In a world of lifelong learners and a gig economy isn’t it time for a person-centric learning management system? As a lot of us continue to re-examine our relationships with our employers, it seems like a natural extension. As I watch Facebook eat the internet, I am struck about the lack of similar moves by LinkedIn. While I am still trying to wrap my brain about a reversion to the AOL portal days, the lack of movement by LinkedIn surprises me. They are perfectly positioned to be the professional hub and have not moved on it.
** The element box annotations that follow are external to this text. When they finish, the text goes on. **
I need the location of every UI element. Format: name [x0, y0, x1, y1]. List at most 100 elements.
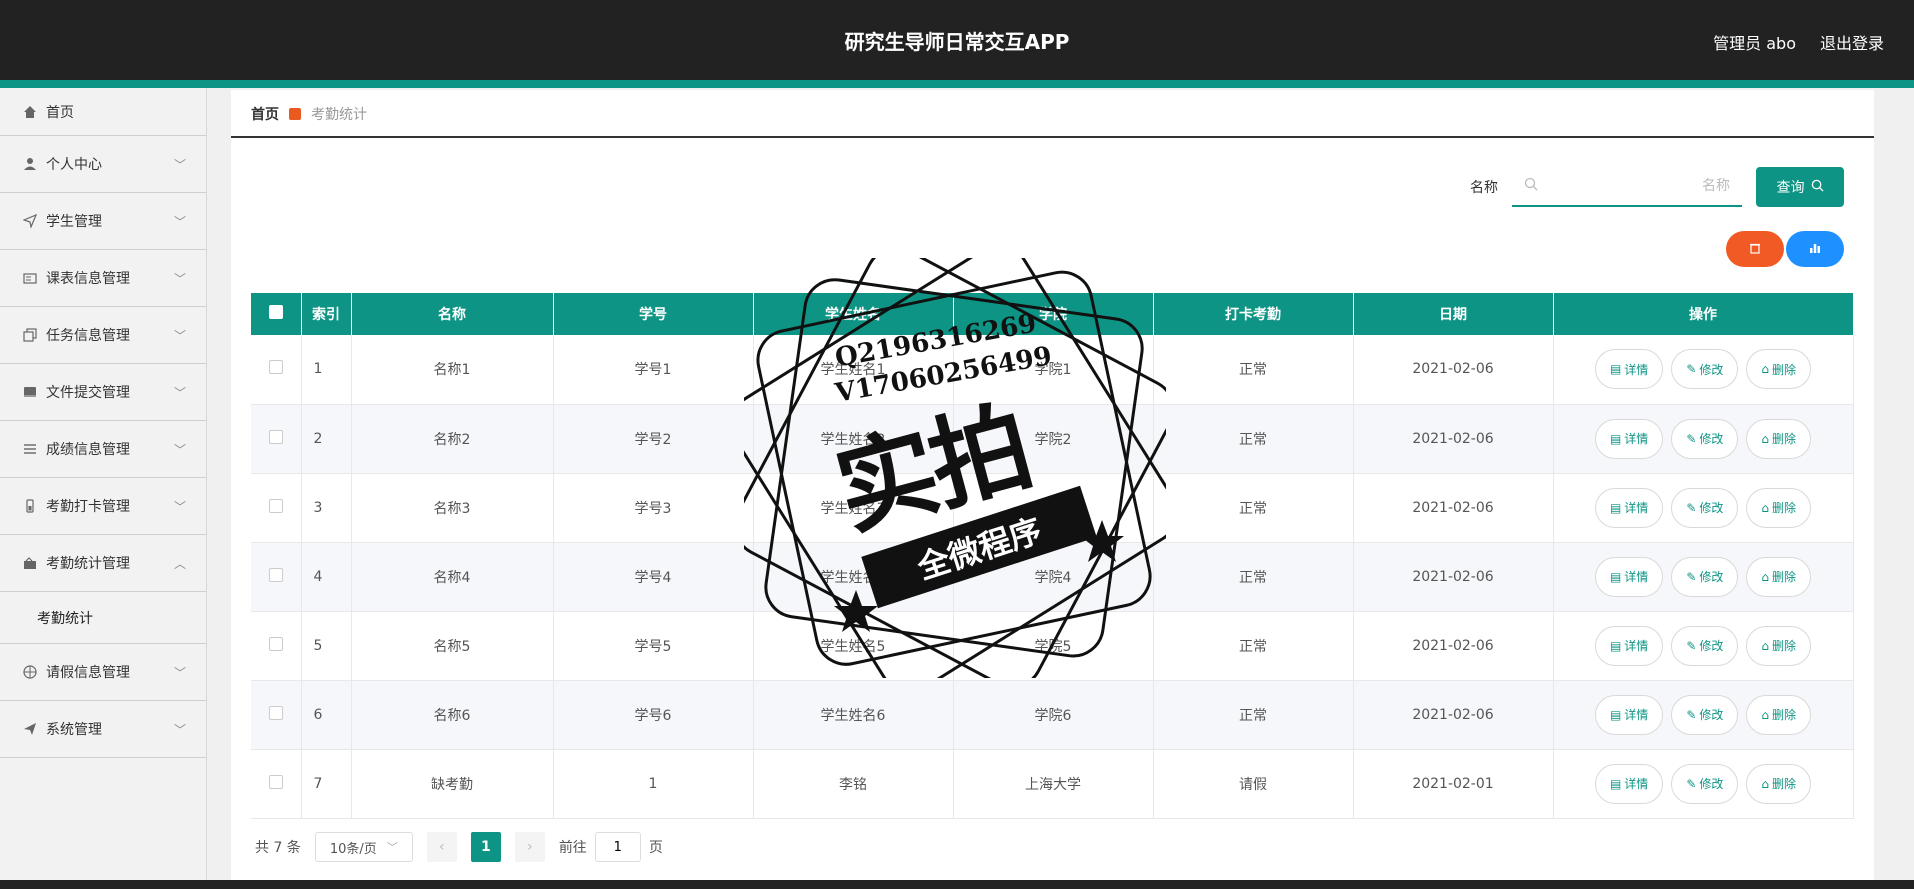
- cell-idx: 3: [301, 473, 352, 543]
- row-checkbox-cell[interactable]: [251, 404, 302, 474]
- current-page[interactable]: 1: [470, 832, 501, 862]
- main-content: 首页 考勤统计 名称 查询: [231, 90, 1874, 889]
- cell-idx: 4: [301, 542, 352, 612]
- doc-icon: ▤: [1609, 431, 1622, 446]
- paper-plane-icon: [22, 721, 38, 737]
- sidebar-item-label: 学生管理: [46, 214, 102, 230]
- sidebar-item-students[interactable]: 学生管理 ﹀: [0, 193, 206, 250]
- row-checkbox-cell[interactable]: [251, 749, 302, 819]
- delete-button[interactable]: ⌂ 删除: [1746, 556, 1812, 597]
- sidebar-item-checkin[interactable]: 考勤打卡管理 ﹀: [0, 478, 206, 535]
- chevron-down-icon: ﹀: [173, 500, 186, 514]
- copy-icon: [22, 327, 38, 343]
- box-icon: [22, 384, 38, 400]
- chevron-down-icon: ﹀: [173, 215, 186, 229]
- page-size-select[interactable]: 10条/页 ﹀: [314, 832, 413, 862]
- app-title: 研究生导师日常交互APP: [844, 30, 1070, 54]
- edit-button[interactable]: ✎ 修改: [1671, 487, 1739, 528]
- delete-button[interactable]: ⌂ 删除: [1746, 763, 1812, 804]
- cell-status: 正常: [1153, 335, 1354, 405]
- cell-name: 名称2: [351, 404, 554, 474]
- search-icon: [1811, 179, 1824, 196]
- detail-button[interactable]: ▤ 详情: [1594, 487, 1664, 528]
- sidebar-item-system[interactable]: 系统管理 ﹀: [0, 701, 206, 758]
- sidebar-item-leave[interactable]: 请假信息管理 ﹀: [0, 644, 206, 701]
- cell-idx: 7: [301, 749, 352, 819]
- delete-button[interactable]: ⌂ 删除: [1746, 349, 1812, 390]
- logout-link[interactable]: 退出登录: [1820, 30, 1884, 54]
- sidebar-item-tasks[interactable]: 任务信息管理 ﹀: [0, 307, 206, 364]
- edit-label: 修改: [1699, 777, 1724, 791]
- pencil-icon: ✎: [1686, 569, 1697, 584]
- row-checkbox-cell[interactable]: [251, 542, 302, 612]
- query-button[interactable]: 查询: [1756, 167, 1844, 207]
- goto-page-input[interactable]: [594, 832, 641, 862]
- edit-button[interactable]: ✎ 修改: [1671, 694, 1739, 735]
- sidebar-item-files[interactable]: 文件提交管理 ﹀: [0, 364, 206, 421]
- detail-label: 详情: [1624, 432, 1649, 446]
- pencil-icon: ✎: [1686, 707, 1697, 722]
- cell-sid: 学号4: [553, 542, 754, 612]
- cell-student: 学生姓名6: [753, 680, 954, 750]
- row-checkbox[interactable]: [268, 360, 283, 375]
- detail-button[interactable]: ▤ 详情: [1594, 418, 1664, 459]
- prev-page-button[interactable]: ‹: [426, 832, 457, 862]
- sidebar-item-attendance-stats[interactable]: 考勤统计管理 ︿: [0, 535, 206, 592]
- detail-button[interactable]: ▤ 详情: [1594, 625, 1664, 666]
- search-input[interactable]: [1544, 178, 1730, 194]
- chevron-down-icon: ﹀: [386, 841, 398, 854]
- doc-icon: ▤: [1609, 569, 1622, 584]
- cell-college: 上海大学: [953, 749, 1154, 819]
- cell-student: 学生姓名1: [753, 335, 954, 405]
- edit-button[interactable]: ✎ 修改: [1671, 763, 1739, 804]
- edit-button[interactable]: ✎ 修改: [1671, 556, 1739, 597]
- edit-button[interactable]: ✎ 修改: [1671, 418, 1739, 459]
- cell-sid: 1: [553, 749, 754, 819]
- batch-delete-button[interactable]: [1726, 231, 1784, 267]
- delete-button[interactable]: ⌂ 删除: [1746, 625, 1812, 666]
- row-checkbox-cell[interactable]: [251, 611, 302, 681]
- row-checkbox-cell[interactable]: [251, 680, 302, 750]
- detail-button[interactable]: ▤ 详情: [1594, 763, 1664, 804]
- doc-icon: ▤: [1609, 638, 1622, 653]
- select-all-checkbox-cell[interactable]: [251, 293, 302, 335]
- delete-button[interactable]: ⌂ 删除: [1746, 694, 1812, 735]
- row-checkbox[interactable]: [268, 498, 283, 513]
- detail-button[interactable]: ▤ 详情: [1594, 349, 1664, 390]
- sidebar-item-profile[interactable]: 个人中心 ﹀: [0, 136, 206, 193]
- detail-button[interactable]: ▤ 详情: [1594, 556, 1664, 597]
- detail-button[interactable]: ▤ 详情: [1594, 694, 1664, 735]
- next-page-button[interactable]: ›: [514, 832, 545, 862]
- delete-label: 删除: [1772, 777, 1797, 791]
- cell-idx: 5: [301, 611, 352, 681]
- table-row: 1 名称1 学号1 学生姓名1 学院1 正常 2021-02-06 ▤ 详情 ✎ 修改 ⌂ 删除: [251, 335, 1854, 405]
- statistics-button[interactable]: [1786, 231, 1844, 267]
- edit-button[interactable]: ✎ 修改: [1671, 625, 1739, 666]
- sidebar-item-grades[interactable]: 成绩信息管理 ﹀: [0, 421, 206, 478]
- header-accent-bar: [0, 80, 1914, 88]
- delete-button[interactable]: ⌂ 删除: [1746, 487, 1812, 528]
- cell-college: 学院6: [953, 680, 1154, 750]
- breadcrumb-home[interactable]: 首页: [251, 104, 279, 124]
- row-checkbox[interactable]: [268, 429, 283, 444]
- cell-date: 2021-02-06: [1353, 404, 1554, 474]
- current-user[interactable]: 管理员 abo: [1713, 30, 1796, 54]
- sidebar-subitem-attendance-stats[interactable]: 考勤统计: [0, 592, 206, 644]
- chevron-down-icon: ﹀: [173, 723, 186, 737]
- sidebar-item-schedule[interactable]: 课表信息管理 ﹀: [0, 250, 206, 307]
- detail-label: 详情: [1624, 362, 1649, 377]
- chevron-up-icon: ︿: [173, 557, 186, 571]
- delete-button[interactable]: ⌂ 删除: [1746, 418, 1812, 459]
- edit-button[interactable]: ✎ 修改: [1671, 349, 1739, 390]
- select-all-checkbox[interactable]: [268, 305, 283, 319]
- row-checkbox-cell[interactable]: [251, 335, 302, 405]
- card-icon: [22, 270, 38, 286]
- row-checkbox[interactable]: [268, 567, 283, 582]
- row-checkbox-cell[interactable]: [251, 473, 302, 543]
- row-checkbox[interactable]: [268, 774, 283, 789]
- delete-label: 删除: [1772, 432, 1797, 446]
- sidebar-item-home[interactable]: 首页: [0, 88, 206, 136]
- trash-icon: ⌂: [1761, 638, 1770, 653]
- row-checkbox[interactable]: [268, 705, 283, 720]
- row-checkbox[interactable]: [268, 636, 283, 651]
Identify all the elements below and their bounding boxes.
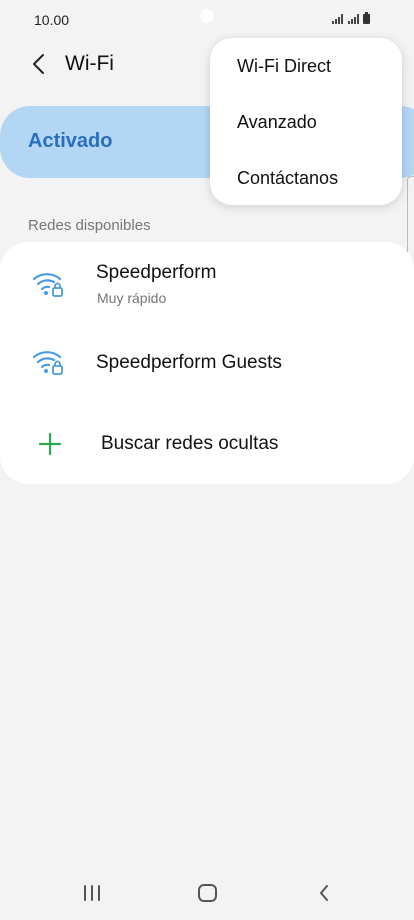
networks-list: Speedperform Muy rápido Speedperform Gue… [0,242,414,484]
network-name: Speedperform [96,262,217,283]
section-title-available-networks: Redes disponibles [28,217,151,234]
home-icon [198,884,217,902]
signal-icon-2 [348,14,359,24]
page-title: Wi-Fi [65,52,114,75]
menu-item-wifi-direct[interactable]: Wi-Fi Direct [237,56,331,77]
home-button[interactable] [194,882,222,904]
back-arrow-icon [33,54,44,74]
network-item-speedperform-guests[interactable]: Speedperform Guests [0,326,414,406]
back-nav-icon [320,885,328,901]
add-hidden-network-label: Buscar redes ocultas [101,433,279,454]
network-name: Speedperform Guests [96,352,282,373]
menu-item-contact[interactable]: Contáctanos [237,168,338,189]
wifi-toggle-label: Activado [28,130,113,152]
recents-button[interactable] [78,882,106,904]
recents-icon [84,885,100,901]
network-item-speedperform[interactable]: Speedperform Muy rápido [0,252,414,332]
camera-cutout [200,9,214,23]
plus-icon [38,432,62,456]
status-bar: 10.00 [0,0,414,40]
back-nav-button[interactable] [310,882,338,904]
wifi-lock-icon [32,273,63,297]
status-icons [332,11,380,30]
navigation-bar [0,864,414,920]
battery-icon [363,12,370,24]
menu-item-advanced[interactable]: Avanzado [237,112,317,133]
network-speed: Muy rápido [97,290,167,306]
status-time: 10.00 [34,12,70,28]
signal-icon [332,14,343,24]
add-hidden-network-item[interactable]: Buscar redes ocultas [0,406,414,486]
back-button[interactable] [24,50,52,78]
overflow-menu: Wi-Fi Direct Avanzado Contáctanos [210,38,402,205]
wifi-lock-icon [32,351,63,375]
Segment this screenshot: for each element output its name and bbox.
When Microsoft bought LinkedIn It was clear that the intentions were to use LinkedIn as a tool for improving the value of Microsoft existing platforms (fail) and with Apple’s enterprise strategy coming into view it will be interesting to watch. For the younger ones in the crowd remember that Microsoft has had issues with bundling before. Then I thought the acquisition of Lynda was a hopeful sign of things to come. Finally we would have a place where people could have their personal learning management system (LMS) to store all their own learning history in one place. No longer siloed by company, the fact that I took a sales course in one place would be visible to other employers. But instead, no. I can share my blog posts or my slides from a presentation but not my learning history.
It is just my opinion, and I have made bad bets before. I went on record years ago stating that Salesforce could rule the LMS industry. I remain a Benioff fan but I think that opportunity is long gone. You can see the rationale for my old bet on Salesforce here. Companies spend millions on employee portals and their LMS and yet YouTube remains the top training tool. The opportunity is there.